Raising this question allows us to sense how our questions, historico-culturally, tend to point towards what things have in common as their foundation (the smallest units), and how we’ve tried to narrow this down to one single, unchanging thing: a constancy meant to explain and underpin diversity; stability meant to explain and underpin change. It’s apparent that ‘elements,’ which reflect a set of metaphysical commitments, are central to our way of thinking and being.
Let’s observe the ‘elements’ again. Let’s imagine what it was like for the Presocratics, for example, to think about the elements, before we piled all our understanding onto them. — ‘But what’s the point of this activity?’ — The phenomena may shine through and reveal other facets of themselves.
When we spend time with a friend, new aspects are revealed. We’re surprised. — We can’t help but be.

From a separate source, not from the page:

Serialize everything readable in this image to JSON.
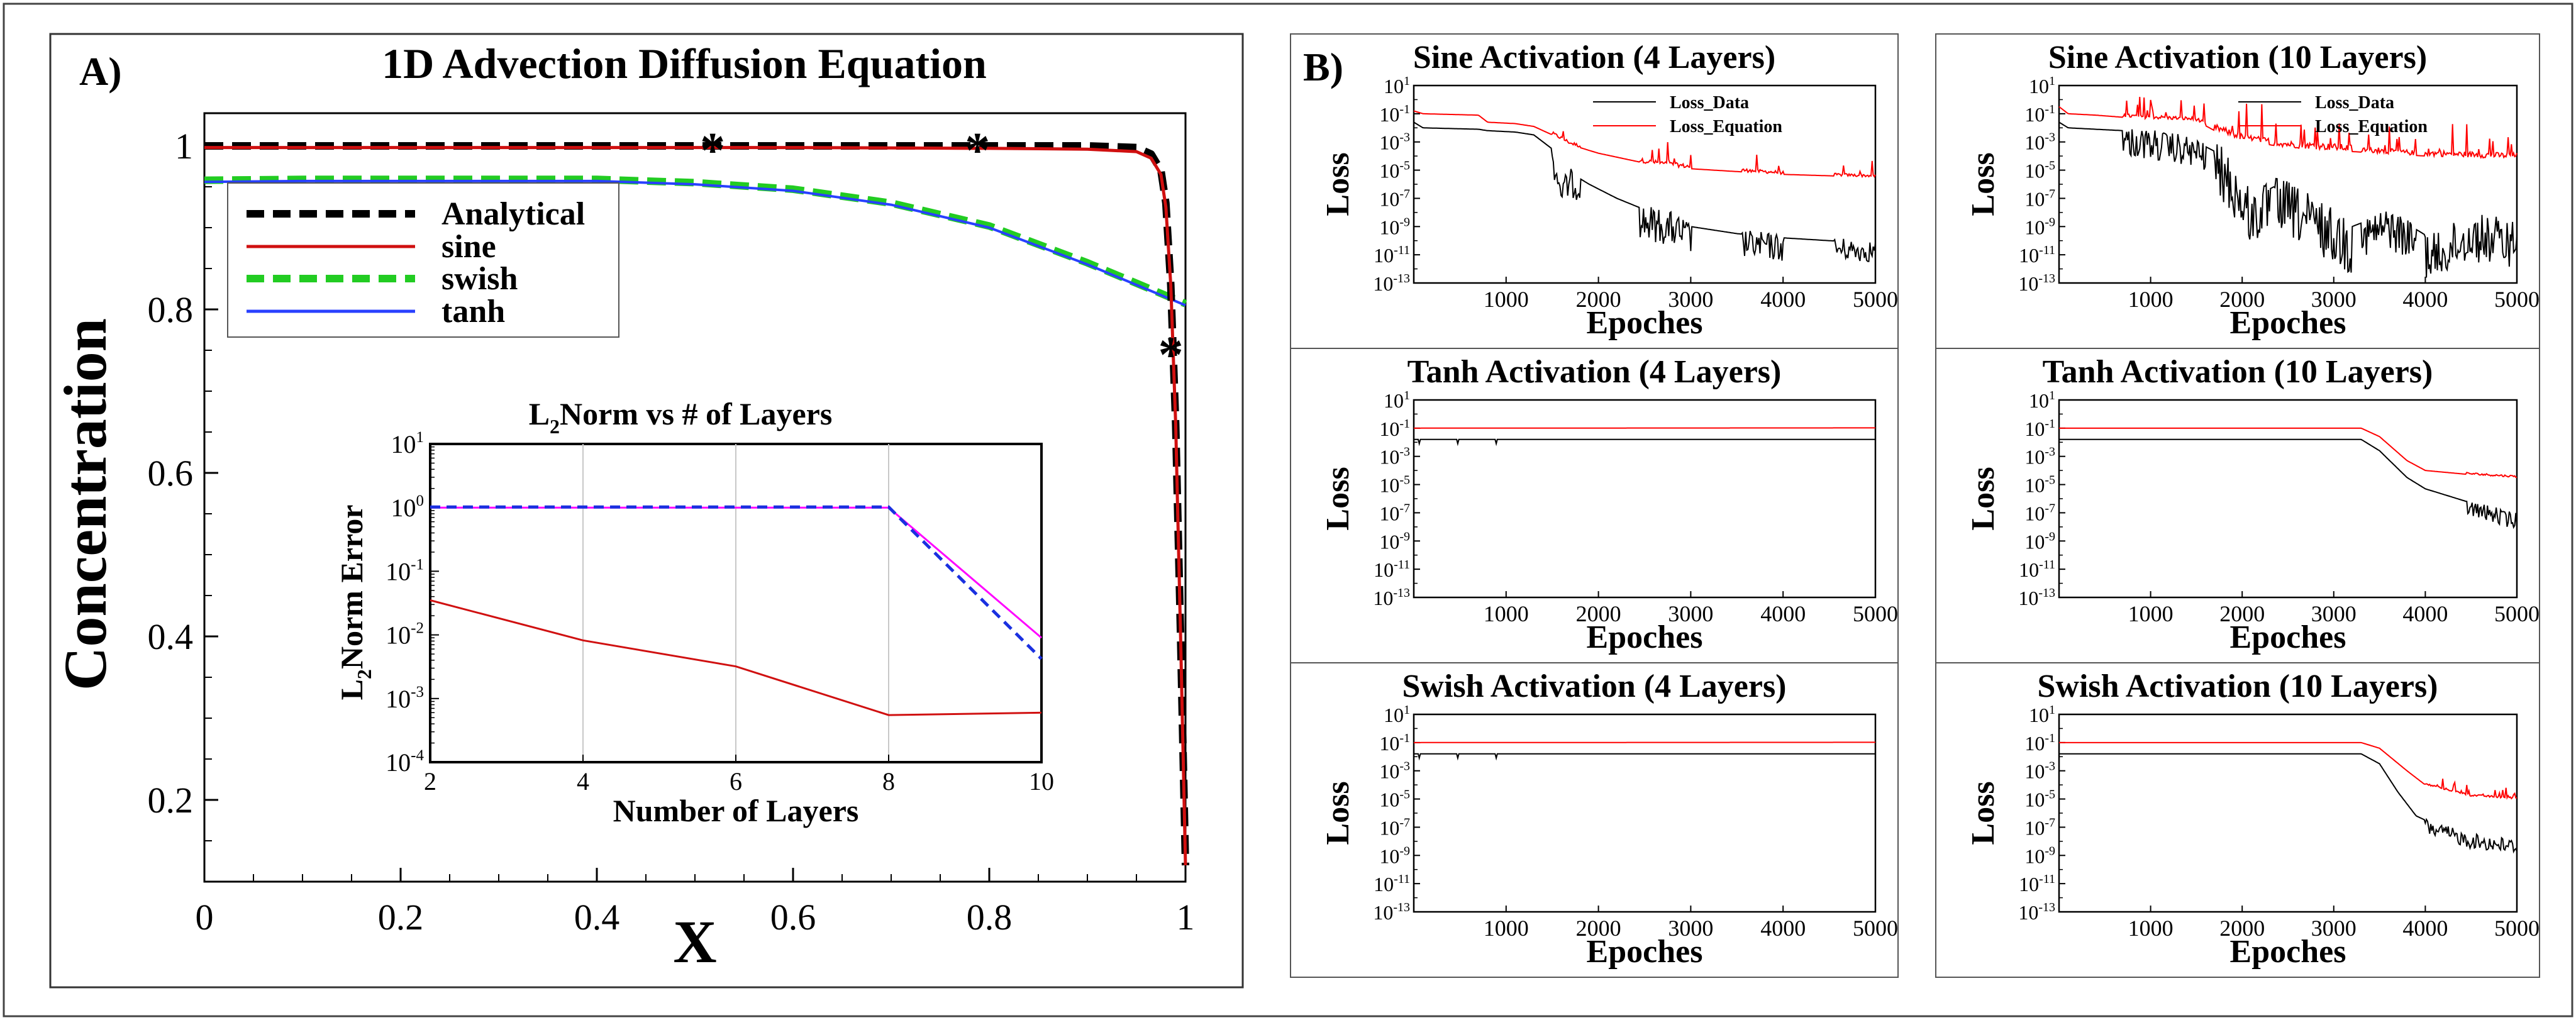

Notice, though, that wind, water, fire, earth, too are concepts. We needn’t think of these as the discrete entities that we do. We needn’t feel as though an instance of fire is a mere particularization or instantiation of a universal, and ‘fire,’ as atomic definitional essence, explains and underpins it.
‘But I don’t understand what you’re hoping we’ll get out of this. Sure, I can go look at a pool of water, or a dirt path, but what am I trying to do?’
Ontological attention is a way of opening to a thing.[1] Opening to a thing is opening to being surprised by it. If we know how things are, then things appear regular and regulated and we notice nothing else, except deviation. The deviation/norm pairing, the subsumption of particulars to generalities or universals, and the lawfulness of nature have informed how nature appears to us.
My call is for a different approach. One part of the method might be imagination (§2.6): imagination can reveal how things touch the world. For example, one could ask how the wind could be otherwise understood: without already knowing what wind is, let it tell you how it is. Observational imagination can be a receptivity to phenomena.
[1] Zwicky, W&M, LH52, LH55, LH 57–8, LH100.